Heroverweging en de introductie van vier varianten

In 2019 en begin 2020 kwam in de uitvoering een aantal onvoorziene omstandigheden naar voren:

  • De aanwezige AVI-slakken en het grondwater bevatten PFAS. Omdat de slakken uitlogen richting het grondwater is eeuwigdurende nazorg nodig.

  • Daarnaast blijkt er meer verontreiniging en op grotere diepte op het terrein aanwezig te zijn.

  • Tot slot is gebleken dat de kwaliteit van de damwanden langs de Sliksloot onvoldoende is om een ontgraving op diepte langs de Sliksloot conform het oorspronkelijk plan uit te voeren.

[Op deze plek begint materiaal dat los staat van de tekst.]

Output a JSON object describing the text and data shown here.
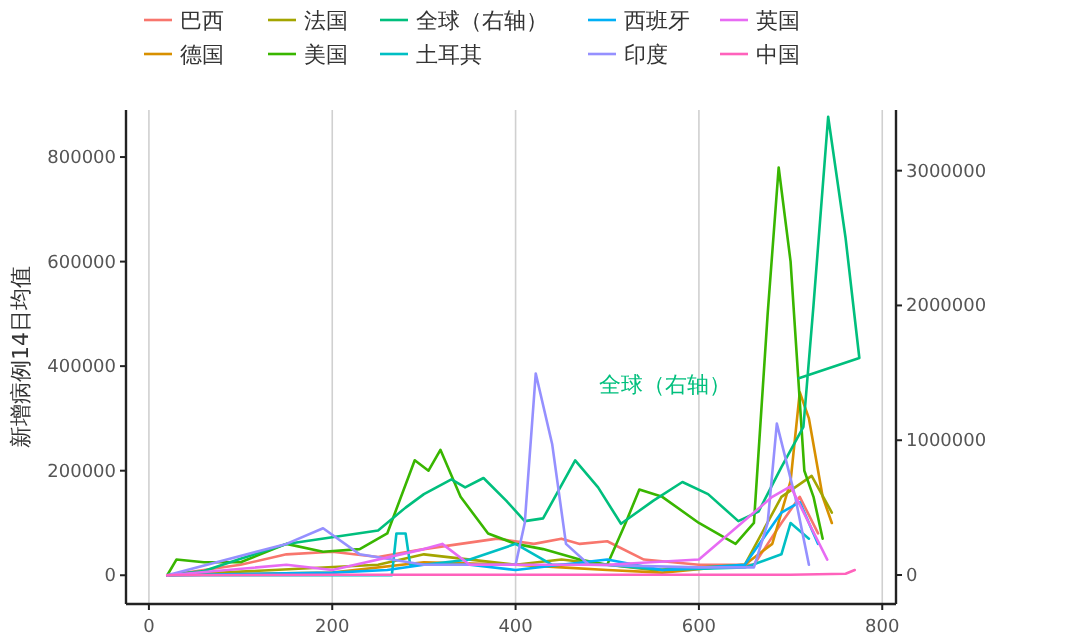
{
  "chart_data": {
    "type": "line",
    "ylabel": "新增病例14日均值",
    "xlim": [
      -25,
      815
    ],
    "xticks": [
      0,
      200,
      400,
      600,
      800
    ],
    "ylim": [
      -55000,
      890000
    ],
    "yticks": [
      0,
      200000,
      400000,
      600000,
      800000
    ],
    "y2lim": [
      -215000,
      3450000
    ],
    "y2ticks": [
      0,
      1000000,
      2000000,
      3000000
    ],
    "grid": "x",
    "legend": "top",
    "annotations": [
      "全球（右轴）"
    ],
    "series": [
      {
        "name": "巴西",
        "color": "#f8766d",
        "x": [
          20,
          100,
          150,
          200,
          250,
          300,
          380,
          420,
          450,
          470,
          500,
          540,
          600,
          660,
          690,
          710,
          730
        ],
        "values": [
          0,
          20000,
          40000,
          45000,
          35000,
          50000,
          70000,
          60000,
          70000,
          60000,
          65000,
          30000,
          20000,
          20000,
          100000,
          150000,
          80000
        ]
      },
      {
        "name": "德国",
        "color": "#d89000",
        "x": [
          20,
          200,
          300,
          400,
          450,
          500,
          560,
          650,
          680,
          700,
          710,
          720,
          735,
          745
        ],
        "values": [
          0,
          5000,
          25000,
          20000,
          15000,
          10000,
          5000,
          20000,
          60000,
          180000,
          350000,
          300000,
          150000,
          100000
        ]
      },
      {
        "name": "法国",
        "color": "#a3a500",
        "x": [
          20,
          250,
          300,
          400,
          450,
          550,
          650,
          690,
          723,
          745
        ],
        "values": [
          0,
          20000,
          40000,
          20000,
          30000,
          10000,
          20000,
          150000,
          190000,
          120000
        ]
      },
      {
        "name": "美国",
        "color": "#39b600",
        "x": [
          20,
          30,
          60,
          100,
          150,
          190,
          230,
          260,
          290,
          305,
          318,
          340,
          370,
          400,
          430,
          470,
          500,
          520,
          535,
          560,
          600,
          640,
          660,
          675,
          687,
          700,
          715,
          725,
          735
        ],
        "values": [
          0,
          30000,
          25000,
          25000,
          60000,
          45000,
          50000,
          80000,
          220000,
          200000,
          240000,
          150000,
          80000,
          60000,
          50000,
          30000,
          20000,
          100000,
          164000,
          150000,
          100000,
          60000,
          100000,
          500000,
          780000,
          600000,
          200000,
          150000,
          70000
        ]
      },
      {
        "name": "全球（右轴）",
        "color": "#00bf7d",
        "axis": "y2",
        "x": [
          20,
          60,
          100,
          150,
          200,
          250,
          280,
          300,
          330,
          345,
          365,
          390,
          410,
          430,
          465,
          490,
          515,
          550,
          582,
          610,
          643,
          665,
          690,
          714,
          725,
          741,
          760,
          775,
          709
        ],
        "values": [
          0,
          30000,
          120000,
          230000,
          280000,
          330000,
          500000,
          600000,
          710000,
          650000,
          720000,
          550000,
          400000,
          420000,
          850000,
          650000,
          380000,
          550000,
          690000,
          600000,
          400000,
          470000,
          800000,
          1100000,
          2000000,
          3400000,
          2500000,
          1610000,
          1460000
        ]
      },
      {
        "name": "土耳其",
        "color": "#00bfc4",
        "x": [
          20,
          265,
          270,
          280,
          285,
          300,
          350,
          400,
          440,
          500,
          560,
          650,
          690,
          700,
          720
        ],
        "values": [
          0,
          0,
          80000,
          80000,
          20000,
          20000,
          30000,
          60000,
          20000,
          20000,
          10000,
          15000,
          40000,
          100000,
          70000
        ]
      },
      {
        "name": "西班牙",
        "color": "#00b0f6",
        "x": [
          20,
          200,
          260,
          300,
          350,
          400,
          450,
          500,
          560,
          650,
          690,
          710,
          730
        ],
        "values": [
          0,
          5000,
          10000,
          20000,
          20000,
          10000,
          20000,
          30000,
          10000,
          20000,
          120000,
          140000,
          60000
        ]
      },
      {
        "name": "印度",
        "color": "#9590ff",
        "x": [
          20,
          150,
          190,
          230,
          300,
          400,
          410,
          422,
          440,
          455,
          480,
          600,
          660,
          675,
          685,
          705,
          720
        ],
        "values": [
          0,
          60000,
          90000,
          40000,
          20000,
          20000,
          100000,
          386000,
          250000,
          60000,
          20000,
          15000,
          15000,
          100000,
          290000,
          150000,
          20000
        ]
      },
      {
        "name": "英国",
        "color": "#e76bf3",
        "x": [
          20,
          150,
          200,
          300,
          320,
          350,
          500,
          600,
          680,
          700,
          720,
          740
        ],
        "values": [
          0,
          20000,
          10000,
          50000,
          60000,
          20000,
          20000,
          30000,
          150000,
          170000,
          100000,
          30000
        ]
      },
      {
        "name": "中国",
        "color": "#ff62bc",
        "x": [
          20,
          200,
          400,
          600,
          700,
          760,
          770
        ],
        "values": [
          0,
          1000,
          1000,
          1000,
          1000,
          3000,
          10000
        ]
      }
    ]
  }
}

Dit maakt een heroverweging van de hersanering en herontwikkeling noodzakelijk aangezien met de beschreven uitvoeringswijze in het saneringsplan het oorspronkelijke saneringsdoel (geen actieve nazorg) niet meer haalbaar is.

In het daarop volgende onderzoek zijn in afstemming met de betrokken medeoverheden vier hoofdvarianten benoemd. Ook is de omvang van de nazorgkosten verder geanalyseerd.

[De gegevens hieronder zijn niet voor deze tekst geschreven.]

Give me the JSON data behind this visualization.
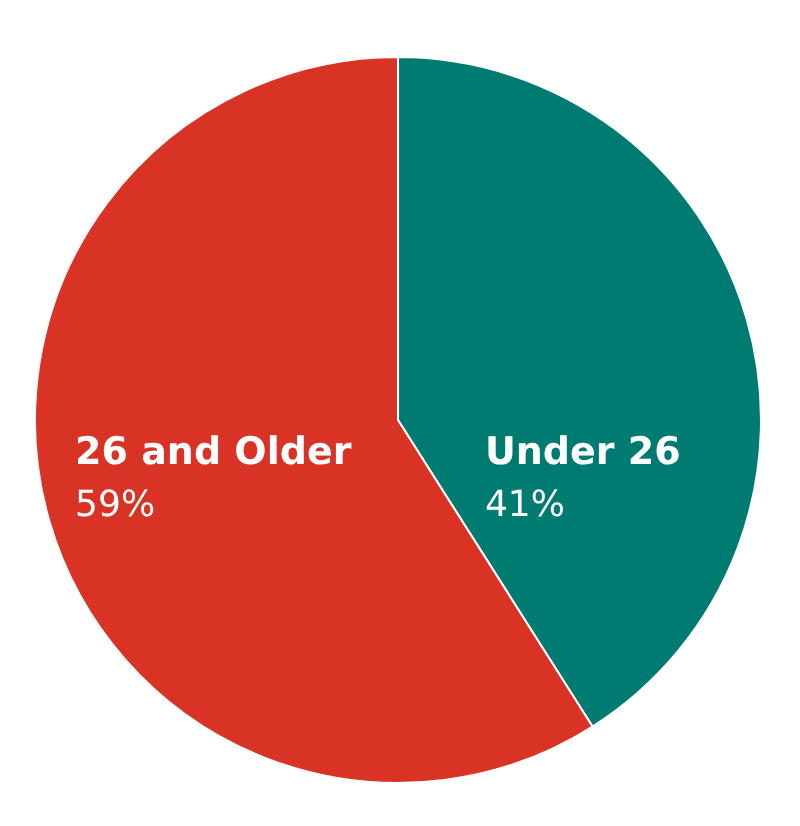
{
  "chart_data": {
    "type": "pie",
    "categories": [
      "Under 26",
      "26 and Older"
    ],
    "values": [
      41,
      59
    ],
    "colors": [
      "#007b72",
      "#d93326"
    ],
    "value_labels": [
      "41%",
      "59%"
    ],
    "legend": false
  }
}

Het betreft de minimale variant, een maximale variant en twee tussenvarianten, te weten een ontwikkelvariant en een variant saneren en ontwikkelen. De totale kosten van de varianten zitten tussen de € 28–70 miljoen (inclusief btw). De keuze van de varianten en de afweging zijn gebaseerd op de in de saneringspraktijk veel gehanteerde afwegingssystematiek ROSA. De aannemer heeft geadviseerd over de technische uitvoerbaarheid van de varianten.

Varianten

1. Minimale variant

Deze variant is een voortzetting van de bestaande IBC-maatregel waarbij de volledige verontreiniging geïsoleerd blijft en eeuwigdurend wordt beheerst. De huidige werkzaamheden worden zo goed als mogelijk direct en veilig afgerond. De damwandconstructie wordt versterkt. Het resultaat is een locatie waarvan een beperkt gedeelte als industrieterrein kan worden uitgegeven. De uitvoeringskosten bedragen circa € 18 miljoen, de gekapitaliseerde eeuwigdurende nazorgkosten worden ingeschat op circa € 10 miljoen.

2. Ontwikkelen

Deze variant is een voortzetting van de bestaande IBC-maatregel waarbij de volledige verontreiniging geïsoleerd en eeuwigdurend wordt beheerst. Aanvullend op de minimale variant worden in de ondergrond alle ondergrondse obstakels, zoals funderingen en kelders verwijderd en worden de AVI-slakken herschikt zodat uitloging van PFAS naar het grondwater zoveel mogelijk wordt voorkomen. Dit zorgt ervoor dat onder voorwaarden een groter deel van het terrein als industrieterrein uitgegeven kan worden. Daarnaast is er sprake van eeuwigdurende actieve nazorg. De uitvoeringskosten zijn begroot op circa € 22 miljoen, de gekapitaliseerde eeuwigdurende nazorgkosten worden ingeschat op circa € 10 miljoen.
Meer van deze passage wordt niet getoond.